Questa la decisione della Suprema Corte in merito ad un ricorso proposto da un marito, abbastanza attempato, il quale lamentava che la causa della separazione fosse da riscontrarsi nell’abbandono della casa coniugale da parte dell’anziana moglie. Le decisioni di primo e secondo grado avevano escluso addebiti di sorta, poiché la diversità di vedute dei coniugi sulla gestione ed organizzazione della vita familiare, dovuta a gravi differenze e incompatibilità caratteriali, rendeva difficile attribuire ai fatti reciprocamente contestati i requisiti necessari a fondare detta pronuncia.
Tale conclusione ha conferma dai giudici di legittimità, i quali evidenziano che la decisione della moglie di allontanarsi dalla casa coniugale era stata determinata da una “situazione di profonda crisi nel rapporto tra i coniugi, anche in relazione ad un difetto di reciproca comunicazione, sino a portare i coniugi ad una estraneità affettiva e relazionale”e quindi si poneva“non già come causa determinante del venir meno dell’unione, ma come mero effetto e presa d’atto di una situazione di intollerabilità della convivenza da tempo maturata”.

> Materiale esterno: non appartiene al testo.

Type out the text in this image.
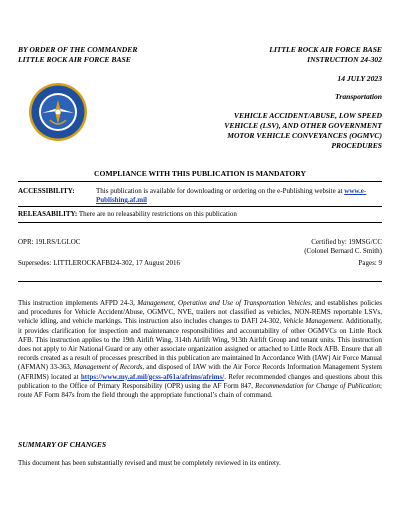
BY ORDER OF THE COMMANDER
LITTLE ROCK AIR FORCE BASE
LITTLE ROCK AIR FORCE BASE
INSTRUCTION 24-302
14 JULY 2023
Transportation
VEHICLE ACCIDENT/ABUSE, LOW SPEED VEHICLE (LSV), AND OTHER GOVERNMENT MOTOR VEHICLE CONVEYANCES (OGMVC) PROCEDURES
COMPLIANCE WITH THIS PUBLICATION IS MANDATORY
ACCESSIBILITY:	This publication is available for downloading or ordering on the e-Publishing website at www.e-Publishing.af.mil
RELEASABILITY: There are no releasability restrictions on this publication
OPR: 19LRS/LGLOC	Certified by: 19MSG/CC
(Colonel Bernard C. Smith)
Supersedes: LITTLEROCKAFBI24-302, 17 August 2016	Pages: 9
This instruction implements AFPD 24-3, Management, Operation and Use of Transportation Vehicles, and establishes policies and procedures for Vehicle Accident/Abuse, OGMVC, NVE, trailers not classified as vehicles, NON-REMS reportable LSVs, vehicle idling, and vehicle markings. This instruction also includes changes to DAFI 24-302, Vehicle Management. Additionally, it provides clarification for inspection and maintenance responsibilities and accountability of other OGMVCs on Little Rock AFB. This instruction applies to the 19th Airlift Wing, 314th Airlift Wing, 913th Airlift Group and tenant units. This instruction does not apply to Air National Guard or any other associate organization assigned or attached to Little Rock AFB. Ensure that all records created as a result of processes prescribed in this publication are maintained In Accordance With (IAW) Air Force Manual (AFMAN) 33-363, Management of Records, and disposed of IAW with the Air Force Records Information Management System (AFRIMS) located at https://www.my.af.mil/gcss-af61a/afrims/afrims/. Refer recommended changes and questions about this publication to the Office of Primary Responsibility (OPR) using the AF Form 847, Recommendation for Change of Publication; route AF Form 847s from the field through the appropriate functional’s chain of command.
SUMMARY OF CHANGES
This document has been substantially revised and must be completely reviewed in its entirety.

I giudici ravvisano, dunque, nell’abbandono del tetto coniugale non la causa alla base di una crisi successivamente esplosa, bensì l’ennesimo effetto ed ulteriore segno esteriormente percepibile di una situazione di intollerabilità della convivenza già irreversibilmente in atto tra i due. Siamo di fronte, in definitiva, all’ennesima conferma dell’orientamento ormai da tempo convalidato in materia, il quale attribuisce rilievo – ai fini dell’addebito – all’abbandono del tetto coniugale soltanto se esso non trovi ragione in una situazione di intollerabilità della comunione di vita già in essere e non altrimenti superabile. [Beatrice SUCCI]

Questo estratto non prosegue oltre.